Un petit ver marin, Odontosyllis phosphorea, a toujours intrigué marins et scientifiques par sa bioluminescence. La reproduction de ce phénomène dans le cadre expérimental pourrait ouvrir la porte vers d’étonnantes perspectives.
Bien des organismes vivants peuvent se prévaloir de bioluminescence, et ceci dans des buts variés, attirer un compagnon ou une proie, effrayer un prédateur voire, pour quelques animaux marins, se camoufler.
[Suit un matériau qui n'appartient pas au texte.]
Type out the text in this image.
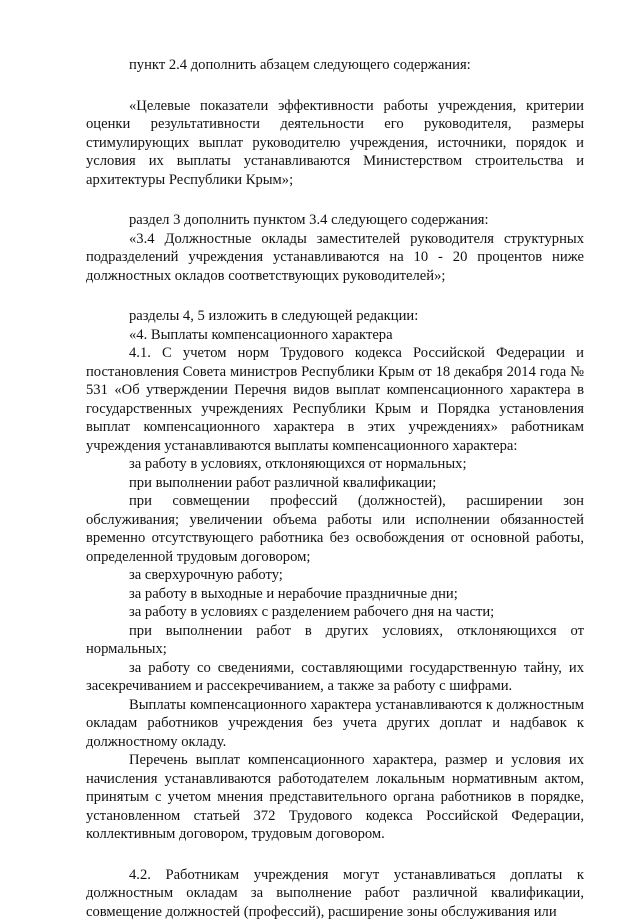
пункт 2.4 дополнить абзацем следующего содержания:

«Целевые показатели эффективности работы учреждения, критерии оценки результативности деятельности его руководителя, размеры стимулирующих выплат руководителю учреждения, источники, порядок и условия их выплаты устанавливаются Министерством строительства и архитектуры Республики Крым»;

раздел 3 дополнить пунктом 3.4 следующего содержания:

«3.4 Должностные оклады заместителей руководителя структурных подразделений учреждения устанавливаются на 10 - 20 процентов ниже должностных окладов соответствующих руководителей»;

разделы 4, 5 изложить в следующей редакции:

«4. Выплаты компенсационного характера

4.1. С учетом норм Трудового кодекса Российской Федерации и постановления Совета министров Республики Крым от 18 декабря 2014 года № 531 «Об утверждении Перечня видов выплат компенсационного характера в государственных учреждениях Республики Крым и Порядка установления выплат компенсационного характера в этих учреждениях» работникам учреждения устанавливаются выплаты компенсационного характера:

за работу в условиях, отклоняющихся от нормальных;

при выполнении работ различной квалификации;

при совмещении профессий (должностей), расширении зон обслуживания; увеличении объема работы или исполнении обязанностей временно отсутствующего работника без освобождения от основной работы, определенной трудовым договором;

за сверхурочную работу;

за работу в выходные и нерабочие праздничные дни;

за работу в условиях с разделением рабочего дня на части;

при выполнении работ в других условиях, отклоняющихся от нормальных;

за работу со сведениями, составляющими государственную тайну, их засекречиванием и рассекречиванием, а также за работу с шифрами.

Выплаты компенсационного характера устанавливаются к должностным окладам работников учреждения без учета других доплат и надбавок к должностному окладу.

Перечень выплат компенсационного характера, размер и условия их начисления устанавливаются работодателем локальным нормативным актом, принятым с учетом мнения представительного органа работников в порядке, установленном статьей 372 Трудового кодекса Российской Федерации, коллективным договором, трудовым договором.

4.2. Работникам учреждения могут устанавливаться доплаты к должностным окладам за выполнение работ различной квалификации, совмещение должностей (профессий), расширение зоны обслуживания или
Lorsque l'on vit entre deux eaux et à profondeur moyenne, en effet, on devient facilement repérable par ceux qui, nageant plus profondément, voient nettement se découper une silhouette sombre en contre-jour sur la surface des flots.
Le cas de Odontosyllis phosphorea est très particulier, car ce ver marin a intrigué les navigateurs au long cours depuis l’antiquité par les vagues de phosphorescence verte qu’il émet, souvent par flashes, illuminant la mer juste sous la surface durant certaines nuits correspondant très exactement aux changements de phase lunaire.
Le show débute 30 à 40 minutes après le coucher du Soleil, et dure de 20 à 30 minutes durant lesquelles les femelles libèrent leurs gamètes en pleine eau, que viennent féconder les mâles attirés par la lumière.
Le ver marin Odontosyllis phosphorea observé au microscope. Crédit Scripps Institution of Oceanography
Une bioluminescence très efficace
Jusqu’ici, rien de bien surprenant, simplement une admirable mise en scène de Dame nature… Mais récemment, les scientifiques ont déterminé que les vers juvéniles, sexuellement immatures, se joignaient au concert lumineux et émettaient la même phosphorescence verte. Pourquoi ? Il est vraisemblable que ces manifestations lumineuses n’ont pour autre objet que d’effrayer les prédateurs, ou les distraire en les éloignant du lieu de reproduction, le temps que les vers se dispersent, mission accomplie.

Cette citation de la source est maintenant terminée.